Everything about the pandemic makes me think about Colin in some way. All the debates about the people who are most at risk of the virus and the questions posed about whether all the healthy people (who can still get the virus and die) should be restricting their movement to make sure that the virus can’t take out all the vulnerable people who would almost certainly have no chance if they got infected … they all seem so real to me. Somewhere, probably a lot closer to you than you think, there is someone desperate to keep a loved one safe from this virus because all the tubes and wires and breathing aids are not compatible with a virus that creates a pneumonia-like disease. I mean, even the fact that the virus often presents as something like pneumonia messes with my head. Until Colin got pneumonia due to the breathing/swallowing problems caused by the tumor, “pneumonia” was something that I read about in books, that hit people in far away places and times. It wasn’t a disease that snuck up on a kindergartener in Germany. Until, of course, it was.

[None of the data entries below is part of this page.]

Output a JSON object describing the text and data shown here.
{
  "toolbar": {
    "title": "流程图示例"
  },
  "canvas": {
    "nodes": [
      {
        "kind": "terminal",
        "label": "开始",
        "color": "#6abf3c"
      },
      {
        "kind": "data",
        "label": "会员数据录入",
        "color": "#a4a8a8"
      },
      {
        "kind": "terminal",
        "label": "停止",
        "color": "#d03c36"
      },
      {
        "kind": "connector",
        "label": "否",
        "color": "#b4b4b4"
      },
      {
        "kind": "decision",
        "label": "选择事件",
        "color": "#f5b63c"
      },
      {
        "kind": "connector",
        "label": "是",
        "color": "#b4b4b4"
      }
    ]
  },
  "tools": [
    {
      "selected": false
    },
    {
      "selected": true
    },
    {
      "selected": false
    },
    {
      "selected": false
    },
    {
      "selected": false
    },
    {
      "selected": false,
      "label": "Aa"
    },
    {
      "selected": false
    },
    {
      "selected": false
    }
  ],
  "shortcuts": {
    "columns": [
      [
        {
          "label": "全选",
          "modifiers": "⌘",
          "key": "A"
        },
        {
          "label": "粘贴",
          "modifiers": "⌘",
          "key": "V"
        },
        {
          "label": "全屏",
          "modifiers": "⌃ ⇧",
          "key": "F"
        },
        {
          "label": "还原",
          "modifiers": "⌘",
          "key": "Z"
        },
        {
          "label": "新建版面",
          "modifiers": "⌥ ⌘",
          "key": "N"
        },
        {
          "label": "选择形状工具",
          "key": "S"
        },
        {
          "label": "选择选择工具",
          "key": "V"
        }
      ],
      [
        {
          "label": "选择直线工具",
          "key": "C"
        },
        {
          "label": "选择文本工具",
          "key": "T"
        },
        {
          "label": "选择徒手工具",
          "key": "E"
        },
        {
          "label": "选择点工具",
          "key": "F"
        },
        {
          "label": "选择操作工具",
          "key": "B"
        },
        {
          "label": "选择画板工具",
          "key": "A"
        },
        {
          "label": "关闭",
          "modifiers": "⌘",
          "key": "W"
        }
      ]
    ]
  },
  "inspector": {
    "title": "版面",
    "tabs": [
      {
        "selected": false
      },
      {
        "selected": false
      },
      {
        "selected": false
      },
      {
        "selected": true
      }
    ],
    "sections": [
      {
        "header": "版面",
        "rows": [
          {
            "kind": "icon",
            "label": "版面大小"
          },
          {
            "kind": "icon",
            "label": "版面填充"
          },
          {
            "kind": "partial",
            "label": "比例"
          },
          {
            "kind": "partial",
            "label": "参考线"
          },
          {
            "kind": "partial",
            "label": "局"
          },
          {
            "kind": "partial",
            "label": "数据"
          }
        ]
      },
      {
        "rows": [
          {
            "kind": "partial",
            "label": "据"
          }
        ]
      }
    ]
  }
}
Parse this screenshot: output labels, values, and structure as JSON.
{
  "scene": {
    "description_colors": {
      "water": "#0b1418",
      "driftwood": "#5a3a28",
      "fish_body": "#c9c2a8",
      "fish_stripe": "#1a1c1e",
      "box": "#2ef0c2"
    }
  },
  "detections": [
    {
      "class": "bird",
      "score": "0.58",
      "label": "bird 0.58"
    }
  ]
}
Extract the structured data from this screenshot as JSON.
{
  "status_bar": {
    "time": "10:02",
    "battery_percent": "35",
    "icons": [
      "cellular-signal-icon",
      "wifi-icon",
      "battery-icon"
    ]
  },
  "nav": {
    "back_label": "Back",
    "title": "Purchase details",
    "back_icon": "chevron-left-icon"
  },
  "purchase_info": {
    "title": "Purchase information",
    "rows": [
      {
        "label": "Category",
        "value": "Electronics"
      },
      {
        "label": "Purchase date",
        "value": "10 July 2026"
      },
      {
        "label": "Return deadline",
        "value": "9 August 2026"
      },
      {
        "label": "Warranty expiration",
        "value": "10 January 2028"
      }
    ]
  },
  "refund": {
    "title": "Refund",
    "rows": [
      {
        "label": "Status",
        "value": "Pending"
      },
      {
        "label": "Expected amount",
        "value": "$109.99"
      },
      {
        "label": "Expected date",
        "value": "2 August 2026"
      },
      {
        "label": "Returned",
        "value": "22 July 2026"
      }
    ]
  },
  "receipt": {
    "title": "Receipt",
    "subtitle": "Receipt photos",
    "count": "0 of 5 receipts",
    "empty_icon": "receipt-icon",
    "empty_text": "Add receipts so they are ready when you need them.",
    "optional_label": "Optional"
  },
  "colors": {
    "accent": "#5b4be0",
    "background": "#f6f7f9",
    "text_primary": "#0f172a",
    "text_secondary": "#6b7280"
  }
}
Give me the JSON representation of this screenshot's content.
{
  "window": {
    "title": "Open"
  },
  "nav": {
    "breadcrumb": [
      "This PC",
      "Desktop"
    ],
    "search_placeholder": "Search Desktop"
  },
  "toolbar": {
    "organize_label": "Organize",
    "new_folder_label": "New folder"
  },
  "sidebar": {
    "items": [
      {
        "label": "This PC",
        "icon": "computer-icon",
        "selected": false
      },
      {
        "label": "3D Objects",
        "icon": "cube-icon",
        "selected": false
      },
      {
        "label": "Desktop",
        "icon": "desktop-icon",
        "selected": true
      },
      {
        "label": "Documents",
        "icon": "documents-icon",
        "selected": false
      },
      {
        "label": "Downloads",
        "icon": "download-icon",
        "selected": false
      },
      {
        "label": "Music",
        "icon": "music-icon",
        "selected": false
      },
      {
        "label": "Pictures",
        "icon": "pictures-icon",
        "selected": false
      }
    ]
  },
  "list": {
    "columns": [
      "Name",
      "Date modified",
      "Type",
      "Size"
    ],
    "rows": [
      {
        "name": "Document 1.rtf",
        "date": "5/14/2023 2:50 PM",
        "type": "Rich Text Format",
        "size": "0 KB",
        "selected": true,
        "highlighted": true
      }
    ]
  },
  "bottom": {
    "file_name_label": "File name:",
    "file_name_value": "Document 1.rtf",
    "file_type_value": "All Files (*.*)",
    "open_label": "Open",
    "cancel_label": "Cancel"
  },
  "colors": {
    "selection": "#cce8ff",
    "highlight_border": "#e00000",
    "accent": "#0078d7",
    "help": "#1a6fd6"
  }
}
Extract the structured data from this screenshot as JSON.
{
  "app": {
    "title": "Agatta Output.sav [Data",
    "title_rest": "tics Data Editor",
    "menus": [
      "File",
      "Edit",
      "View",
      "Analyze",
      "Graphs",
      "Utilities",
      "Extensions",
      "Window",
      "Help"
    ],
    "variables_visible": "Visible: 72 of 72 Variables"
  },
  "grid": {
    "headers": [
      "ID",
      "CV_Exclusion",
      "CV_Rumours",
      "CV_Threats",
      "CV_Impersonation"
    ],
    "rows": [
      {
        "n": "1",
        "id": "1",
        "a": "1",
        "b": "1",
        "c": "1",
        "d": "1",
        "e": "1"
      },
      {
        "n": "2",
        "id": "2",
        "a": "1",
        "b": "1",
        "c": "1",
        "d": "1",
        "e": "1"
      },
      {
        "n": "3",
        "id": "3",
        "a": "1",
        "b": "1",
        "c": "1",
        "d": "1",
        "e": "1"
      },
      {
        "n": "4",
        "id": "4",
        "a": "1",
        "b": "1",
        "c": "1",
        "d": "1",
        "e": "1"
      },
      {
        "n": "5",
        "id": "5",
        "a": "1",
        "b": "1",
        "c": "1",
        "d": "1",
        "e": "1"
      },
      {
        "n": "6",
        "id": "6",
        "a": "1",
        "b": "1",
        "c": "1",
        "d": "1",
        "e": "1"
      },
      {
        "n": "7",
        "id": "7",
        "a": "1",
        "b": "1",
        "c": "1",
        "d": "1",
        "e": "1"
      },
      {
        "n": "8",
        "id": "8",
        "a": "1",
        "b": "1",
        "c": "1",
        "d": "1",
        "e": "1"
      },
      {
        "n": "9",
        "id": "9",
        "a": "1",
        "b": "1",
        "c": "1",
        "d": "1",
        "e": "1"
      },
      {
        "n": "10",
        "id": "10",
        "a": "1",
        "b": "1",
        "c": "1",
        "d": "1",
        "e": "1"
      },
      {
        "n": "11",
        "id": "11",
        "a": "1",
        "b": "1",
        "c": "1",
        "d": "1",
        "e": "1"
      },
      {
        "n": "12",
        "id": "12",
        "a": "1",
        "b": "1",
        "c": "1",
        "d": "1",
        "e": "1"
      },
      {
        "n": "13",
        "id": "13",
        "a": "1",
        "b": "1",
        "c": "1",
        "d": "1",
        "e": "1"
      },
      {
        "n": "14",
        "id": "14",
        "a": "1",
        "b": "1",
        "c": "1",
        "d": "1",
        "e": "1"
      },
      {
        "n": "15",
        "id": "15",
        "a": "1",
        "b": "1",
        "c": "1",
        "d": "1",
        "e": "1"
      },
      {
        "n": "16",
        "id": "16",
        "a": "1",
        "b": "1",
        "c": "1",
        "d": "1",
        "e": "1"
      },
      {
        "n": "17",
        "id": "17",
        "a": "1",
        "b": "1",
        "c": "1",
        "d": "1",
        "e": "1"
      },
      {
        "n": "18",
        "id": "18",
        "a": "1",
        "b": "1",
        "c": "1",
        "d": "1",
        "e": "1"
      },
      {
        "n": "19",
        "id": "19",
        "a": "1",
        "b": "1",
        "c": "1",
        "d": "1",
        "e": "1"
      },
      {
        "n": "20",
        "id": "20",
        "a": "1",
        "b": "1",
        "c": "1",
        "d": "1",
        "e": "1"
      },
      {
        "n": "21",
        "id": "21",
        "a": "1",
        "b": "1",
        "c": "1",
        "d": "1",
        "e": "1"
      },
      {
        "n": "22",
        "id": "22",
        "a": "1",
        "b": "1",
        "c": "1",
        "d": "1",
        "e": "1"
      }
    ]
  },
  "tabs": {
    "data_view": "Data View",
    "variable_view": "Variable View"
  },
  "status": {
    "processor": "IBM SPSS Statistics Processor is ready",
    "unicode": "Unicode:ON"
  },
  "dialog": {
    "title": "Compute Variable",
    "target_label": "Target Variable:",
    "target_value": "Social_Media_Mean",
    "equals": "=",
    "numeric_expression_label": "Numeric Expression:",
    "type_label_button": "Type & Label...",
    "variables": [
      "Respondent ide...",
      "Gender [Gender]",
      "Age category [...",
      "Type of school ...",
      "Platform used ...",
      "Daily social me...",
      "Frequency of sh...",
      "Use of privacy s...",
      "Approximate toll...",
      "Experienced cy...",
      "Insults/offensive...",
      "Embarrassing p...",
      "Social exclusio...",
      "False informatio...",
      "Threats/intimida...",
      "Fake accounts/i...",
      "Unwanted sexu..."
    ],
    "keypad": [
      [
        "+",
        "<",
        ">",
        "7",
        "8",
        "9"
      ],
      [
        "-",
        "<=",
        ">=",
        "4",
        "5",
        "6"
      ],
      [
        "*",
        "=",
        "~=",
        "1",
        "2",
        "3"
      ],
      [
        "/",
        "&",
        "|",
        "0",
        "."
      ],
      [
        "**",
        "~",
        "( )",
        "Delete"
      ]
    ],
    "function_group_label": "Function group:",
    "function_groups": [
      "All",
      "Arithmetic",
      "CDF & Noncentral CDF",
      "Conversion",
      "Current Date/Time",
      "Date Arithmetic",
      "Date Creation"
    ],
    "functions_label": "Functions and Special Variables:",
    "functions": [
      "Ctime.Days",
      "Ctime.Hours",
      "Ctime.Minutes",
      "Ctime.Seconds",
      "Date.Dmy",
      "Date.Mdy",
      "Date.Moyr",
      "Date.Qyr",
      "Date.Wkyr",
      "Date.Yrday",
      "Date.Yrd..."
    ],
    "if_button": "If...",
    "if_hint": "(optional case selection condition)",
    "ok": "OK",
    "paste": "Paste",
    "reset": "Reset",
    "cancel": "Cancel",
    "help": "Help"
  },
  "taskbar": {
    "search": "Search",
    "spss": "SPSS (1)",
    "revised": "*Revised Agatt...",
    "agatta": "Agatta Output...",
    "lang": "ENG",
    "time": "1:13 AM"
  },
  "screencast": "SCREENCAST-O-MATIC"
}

Every time we saw a protest by people who didn’t want to wear masks, I saw people who couldn’t care less about people like Colin, who somehow thought wearing a flap of fabric for a few hours was somehow equal to being subjugated. And then, of course, the more time we spent in the house, the more time we had to find more stuff of Colin’s. There’s the one truth that being locked in gave us all time to clean out our attics, garages and workspaces. But, for us, every cleaning adventure led to decisions about what to keep and what to throw away. There’s so much stuff of his that had only a tangential relationship to my son that we still haven’t been able to throw away. And I wonder if we would have delved into this stuff quite so quickly if we hadn’t been so desperate for something to do after the 85th round of playing Life while waiting to see what the daily case counts were.

I understand that that pandemic was not sent to test us personally and I truly understand that we survived this bout with the coronavirus with no apparent scars. I left the house yesterday to hit the post office and Noah returned to school today. Tomorrow we’ll see about reintroducing Emma and Christina to society (you’ve been warned). But it’s still odd to have now had it after having spent so long being scared about it. Because, no matter how many times people told us that the odds were ridiculously low that the virus could hurt us, especially once we were vaccinated, all I could do was ask “Shall we look at the statistical odds of Colin having gotten that tumor?” I mean, the odds of any one person getting that tumor are so comically small it’s amazing to me that I know anyone who ever had it – much less fathered one. A friend told Christina shortly after we got the verdict that we should play the lottery, because the odds of us winning a jackpot were less ridiculous than our child getting that virus. So, yes, as well as being forced to sit inside and ponder why people are happy to write off those with illnesses, there has been an element of fear about the virus this whole time.

I’m glad it’s over. I’m glad that we now have the extra protection of having recovered. I’m hoping that this is the last variant and, maybe, sometime later this year I can finally take my wife to some of those concerts and we can finally have a kids birthday party – our last one was in May 2019 and I was nearly catatonic the whole time. I can’t even pretend that maybe there wasn’t some personal growth: Maybe it was good for us on some level being jammed together into a house instead of all running our separate ways months after Colin died. But mostly I’m tired of it and am glad to have one less thing to worry about.

Reader Comments

  1. Thank you for sharing this, Niels. I hope you are all now mended after the outbreak and that those concerts and birthday parties are here for you soon.